Responsables politiques, artistes, proches et nombreuses personnalités ultramarines se sont rassemblés dans les jardins du Trocadéro ce mercredi 25 mars pour saluer et rendre hommage au comédien, metteur en scène, défenseur des libertés fondamentales et maire adjoint chargé des Outre-mer.

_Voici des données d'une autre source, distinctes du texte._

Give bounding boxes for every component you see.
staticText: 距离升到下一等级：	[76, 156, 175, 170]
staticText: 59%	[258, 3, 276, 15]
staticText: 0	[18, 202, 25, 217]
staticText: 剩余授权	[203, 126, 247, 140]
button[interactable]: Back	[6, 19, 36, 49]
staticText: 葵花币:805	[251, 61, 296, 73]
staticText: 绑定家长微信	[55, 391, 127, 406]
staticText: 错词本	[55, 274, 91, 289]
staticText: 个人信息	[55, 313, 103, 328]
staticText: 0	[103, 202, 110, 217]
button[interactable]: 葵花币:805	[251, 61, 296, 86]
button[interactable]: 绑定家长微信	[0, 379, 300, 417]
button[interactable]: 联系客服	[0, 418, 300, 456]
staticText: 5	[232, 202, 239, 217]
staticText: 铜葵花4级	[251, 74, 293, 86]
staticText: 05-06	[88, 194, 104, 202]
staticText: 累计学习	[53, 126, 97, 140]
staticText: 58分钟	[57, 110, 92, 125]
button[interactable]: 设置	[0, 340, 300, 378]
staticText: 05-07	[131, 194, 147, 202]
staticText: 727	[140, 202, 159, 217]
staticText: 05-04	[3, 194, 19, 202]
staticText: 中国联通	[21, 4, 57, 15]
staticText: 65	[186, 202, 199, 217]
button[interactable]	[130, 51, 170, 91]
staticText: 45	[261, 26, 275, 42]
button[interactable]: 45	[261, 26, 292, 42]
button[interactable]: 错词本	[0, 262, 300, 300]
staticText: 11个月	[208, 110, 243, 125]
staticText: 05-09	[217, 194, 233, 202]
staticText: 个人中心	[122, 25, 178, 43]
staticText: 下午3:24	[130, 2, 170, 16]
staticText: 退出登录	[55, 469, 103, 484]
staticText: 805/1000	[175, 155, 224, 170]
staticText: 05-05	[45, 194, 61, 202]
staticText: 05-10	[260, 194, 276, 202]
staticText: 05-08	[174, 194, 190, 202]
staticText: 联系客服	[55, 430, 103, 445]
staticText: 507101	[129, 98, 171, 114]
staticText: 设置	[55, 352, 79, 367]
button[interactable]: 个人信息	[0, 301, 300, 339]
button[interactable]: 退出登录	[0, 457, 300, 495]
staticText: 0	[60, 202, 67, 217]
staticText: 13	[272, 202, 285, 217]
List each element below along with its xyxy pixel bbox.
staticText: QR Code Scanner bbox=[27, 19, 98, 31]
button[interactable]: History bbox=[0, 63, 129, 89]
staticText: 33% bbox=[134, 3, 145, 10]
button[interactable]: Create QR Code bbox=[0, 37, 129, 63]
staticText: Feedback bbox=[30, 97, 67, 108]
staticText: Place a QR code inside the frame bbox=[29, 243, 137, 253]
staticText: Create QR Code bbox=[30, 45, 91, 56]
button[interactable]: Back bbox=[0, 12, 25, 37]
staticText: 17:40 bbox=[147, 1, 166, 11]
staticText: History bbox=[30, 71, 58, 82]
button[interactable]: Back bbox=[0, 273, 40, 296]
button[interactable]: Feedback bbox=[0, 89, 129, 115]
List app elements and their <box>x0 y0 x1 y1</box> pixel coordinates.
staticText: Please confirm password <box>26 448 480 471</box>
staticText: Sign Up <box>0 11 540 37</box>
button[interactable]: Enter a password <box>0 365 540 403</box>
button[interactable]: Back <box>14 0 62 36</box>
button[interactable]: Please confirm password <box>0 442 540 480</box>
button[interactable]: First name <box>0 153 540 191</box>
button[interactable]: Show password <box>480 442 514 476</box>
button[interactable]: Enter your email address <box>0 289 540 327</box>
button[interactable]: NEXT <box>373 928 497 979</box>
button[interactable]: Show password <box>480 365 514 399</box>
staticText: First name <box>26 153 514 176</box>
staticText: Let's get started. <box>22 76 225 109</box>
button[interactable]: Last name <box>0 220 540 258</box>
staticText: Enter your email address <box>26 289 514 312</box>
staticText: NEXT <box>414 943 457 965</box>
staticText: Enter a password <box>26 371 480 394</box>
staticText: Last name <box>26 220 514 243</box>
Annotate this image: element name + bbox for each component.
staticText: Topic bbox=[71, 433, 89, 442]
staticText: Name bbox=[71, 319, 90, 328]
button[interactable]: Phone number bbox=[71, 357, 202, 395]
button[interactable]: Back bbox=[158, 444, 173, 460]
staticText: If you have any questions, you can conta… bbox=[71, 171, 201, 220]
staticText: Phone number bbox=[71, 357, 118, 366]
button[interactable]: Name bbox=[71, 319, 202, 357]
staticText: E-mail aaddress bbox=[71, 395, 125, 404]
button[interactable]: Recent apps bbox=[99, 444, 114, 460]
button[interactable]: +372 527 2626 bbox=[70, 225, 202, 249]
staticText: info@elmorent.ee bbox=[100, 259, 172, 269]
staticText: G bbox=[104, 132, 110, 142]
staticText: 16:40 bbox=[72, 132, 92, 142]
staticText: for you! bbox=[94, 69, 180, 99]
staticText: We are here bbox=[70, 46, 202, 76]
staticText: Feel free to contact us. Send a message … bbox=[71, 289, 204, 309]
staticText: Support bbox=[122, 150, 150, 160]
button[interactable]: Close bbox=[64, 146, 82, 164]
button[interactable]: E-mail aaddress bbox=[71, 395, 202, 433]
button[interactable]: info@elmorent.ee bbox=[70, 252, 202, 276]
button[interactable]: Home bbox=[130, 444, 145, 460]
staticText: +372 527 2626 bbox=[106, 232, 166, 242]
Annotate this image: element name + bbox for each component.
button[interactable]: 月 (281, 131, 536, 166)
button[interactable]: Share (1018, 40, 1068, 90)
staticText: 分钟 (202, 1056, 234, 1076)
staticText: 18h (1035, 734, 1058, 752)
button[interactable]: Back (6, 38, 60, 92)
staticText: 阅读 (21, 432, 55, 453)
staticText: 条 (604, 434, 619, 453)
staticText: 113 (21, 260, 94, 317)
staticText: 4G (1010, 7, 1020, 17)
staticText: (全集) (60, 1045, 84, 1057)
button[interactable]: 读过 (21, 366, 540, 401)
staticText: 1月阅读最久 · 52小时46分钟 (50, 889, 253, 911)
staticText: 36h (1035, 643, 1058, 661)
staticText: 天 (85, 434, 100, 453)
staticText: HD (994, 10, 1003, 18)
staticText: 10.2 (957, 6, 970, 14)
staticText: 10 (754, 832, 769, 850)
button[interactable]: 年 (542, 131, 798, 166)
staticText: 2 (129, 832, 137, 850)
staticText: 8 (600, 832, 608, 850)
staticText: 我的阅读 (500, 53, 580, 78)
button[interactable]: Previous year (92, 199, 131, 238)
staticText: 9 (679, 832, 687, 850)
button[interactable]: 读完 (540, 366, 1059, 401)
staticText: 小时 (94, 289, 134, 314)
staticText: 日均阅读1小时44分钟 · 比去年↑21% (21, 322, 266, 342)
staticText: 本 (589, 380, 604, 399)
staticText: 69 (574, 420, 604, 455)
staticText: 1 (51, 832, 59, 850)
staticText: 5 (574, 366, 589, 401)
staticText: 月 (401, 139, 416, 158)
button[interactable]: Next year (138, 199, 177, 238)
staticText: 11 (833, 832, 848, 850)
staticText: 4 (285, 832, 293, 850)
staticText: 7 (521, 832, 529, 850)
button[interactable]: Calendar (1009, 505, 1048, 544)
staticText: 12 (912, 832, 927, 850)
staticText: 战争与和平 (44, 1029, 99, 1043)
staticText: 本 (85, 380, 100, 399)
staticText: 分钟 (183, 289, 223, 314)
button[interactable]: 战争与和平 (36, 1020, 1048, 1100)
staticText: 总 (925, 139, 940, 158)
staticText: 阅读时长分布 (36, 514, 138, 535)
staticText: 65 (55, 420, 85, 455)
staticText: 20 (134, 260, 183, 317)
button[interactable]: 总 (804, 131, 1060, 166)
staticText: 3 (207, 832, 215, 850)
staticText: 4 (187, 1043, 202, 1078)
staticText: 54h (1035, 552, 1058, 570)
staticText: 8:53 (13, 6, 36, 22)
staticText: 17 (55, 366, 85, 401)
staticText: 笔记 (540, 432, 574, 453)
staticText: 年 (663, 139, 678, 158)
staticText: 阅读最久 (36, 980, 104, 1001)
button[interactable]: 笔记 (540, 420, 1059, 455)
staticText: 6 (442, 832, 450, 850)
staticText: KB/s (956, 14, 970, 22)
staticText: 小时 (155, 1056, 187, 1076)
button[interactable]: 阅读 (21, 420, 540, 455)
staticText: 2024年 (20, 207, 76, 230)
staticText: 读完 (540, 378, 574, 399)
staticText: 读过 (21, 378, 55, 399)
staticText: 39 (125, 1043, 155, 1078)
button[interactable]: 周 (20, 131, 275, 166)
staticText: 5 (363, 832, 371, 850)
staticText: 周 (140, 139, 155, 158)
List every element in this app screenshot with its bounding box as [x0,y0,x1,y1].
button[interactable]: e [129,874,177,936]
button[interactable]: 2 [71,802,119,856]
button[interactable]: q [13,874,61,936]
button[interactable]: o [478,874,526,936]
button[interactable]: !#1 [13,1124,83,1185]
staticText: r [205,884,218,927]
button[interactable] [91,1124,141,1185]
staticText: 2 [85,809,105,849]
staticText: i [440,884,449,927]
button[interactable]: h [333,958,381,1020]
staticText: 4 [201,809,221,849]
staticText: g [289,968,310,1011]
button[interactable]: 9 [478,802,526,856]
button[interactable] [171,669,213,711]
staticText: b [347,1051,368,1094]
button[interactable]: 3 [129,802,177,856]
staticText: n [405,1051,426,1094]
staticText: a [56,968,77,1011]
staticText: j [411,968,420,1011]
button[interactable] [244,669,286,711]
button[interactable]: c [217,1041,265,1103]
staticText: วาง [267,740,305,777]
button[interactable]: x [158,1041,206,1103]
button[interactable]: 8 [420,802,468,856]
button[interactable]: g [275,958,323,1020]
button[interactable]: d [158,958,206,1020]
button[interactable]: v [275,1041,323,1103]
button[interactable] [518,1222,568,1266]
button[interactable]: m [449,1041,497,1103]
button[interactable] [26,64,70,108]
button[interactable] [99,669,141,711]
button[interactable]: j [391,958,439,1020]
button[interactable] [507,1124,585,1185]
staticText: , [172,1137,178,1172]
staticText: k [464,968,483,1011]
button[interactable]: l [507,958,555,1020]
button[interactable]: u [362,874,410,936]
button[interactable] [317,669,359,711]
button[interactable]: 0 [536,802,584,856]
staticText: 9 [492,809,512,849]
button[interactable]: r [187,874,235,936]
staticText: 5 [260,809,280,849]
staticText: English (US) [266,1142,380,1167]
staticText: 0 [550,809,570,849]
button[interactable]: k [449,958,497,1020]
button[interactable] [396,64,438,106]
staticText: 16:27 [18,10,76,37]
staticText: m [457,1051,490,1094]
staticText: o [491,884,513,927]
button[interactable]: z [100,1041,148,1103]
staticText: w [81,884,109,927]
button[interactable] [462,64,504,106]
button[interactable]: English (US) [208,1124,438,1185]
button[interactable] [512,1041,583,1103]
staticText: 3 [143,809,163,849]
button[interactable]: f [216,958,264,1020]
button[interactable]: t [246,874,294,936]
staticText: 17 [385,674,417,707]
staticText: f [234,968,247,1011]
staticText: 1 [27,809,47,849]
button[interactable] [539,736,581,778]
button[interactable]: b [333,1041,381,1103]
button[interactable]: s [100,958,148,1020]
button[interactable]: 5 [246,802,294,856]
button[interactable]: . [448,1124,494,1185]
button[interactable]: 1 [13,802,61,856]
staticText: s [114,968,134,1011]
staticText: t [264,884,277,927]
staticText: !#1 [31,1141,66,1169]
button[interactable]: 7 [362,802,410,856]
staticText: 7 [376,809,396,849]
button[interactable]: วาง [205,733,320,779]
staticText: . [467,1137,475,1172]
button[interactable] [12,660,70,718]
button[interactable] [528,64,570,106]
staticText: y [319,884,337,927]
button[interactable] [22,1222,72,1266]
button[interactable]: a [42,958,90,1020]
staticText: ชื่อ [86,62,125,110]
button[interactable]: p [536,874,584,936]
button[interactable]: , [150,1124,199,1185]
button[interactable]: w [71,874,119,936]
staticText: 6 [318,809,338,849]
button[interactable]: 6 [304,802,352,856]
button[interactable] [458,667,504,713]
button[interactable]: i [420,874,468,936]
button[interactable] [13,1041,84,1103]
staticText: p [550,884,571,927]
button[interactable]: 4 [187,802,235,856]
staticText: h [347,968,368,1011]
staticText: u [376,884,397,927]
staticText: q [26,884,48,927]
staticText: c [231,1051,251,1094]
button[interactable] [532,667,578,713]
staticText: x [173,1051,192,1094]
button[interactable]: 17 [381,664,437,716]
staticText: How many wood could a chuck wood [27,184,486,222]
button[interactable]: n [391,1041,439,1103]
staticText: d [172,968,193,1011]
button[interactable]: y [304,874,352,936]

L’émotion s’est installée dès l’ouverture, portée par la voix de la soprano Leila Brédent interprétant des extraits du Chevalier de Saint-Georges. Puis le maire du 16e arrondissement, Jérémy Redler, a pris la parole. « Nous sommes aujourd’hui réunis pour rendre hommage à Jacques Martial, notre collègue disparu trop tôt », a-t-il déclaré, rappelant l’importance du lieu. « Nous ne sommes pas dans un endroit anodin… ici s’élèvera un mémorial dédié aux victimes de l’esclavage. » Saluant « un homme attaché à la liberté des autres », il a insisté sur son rôle de passeur entre les cultures et les mémoires.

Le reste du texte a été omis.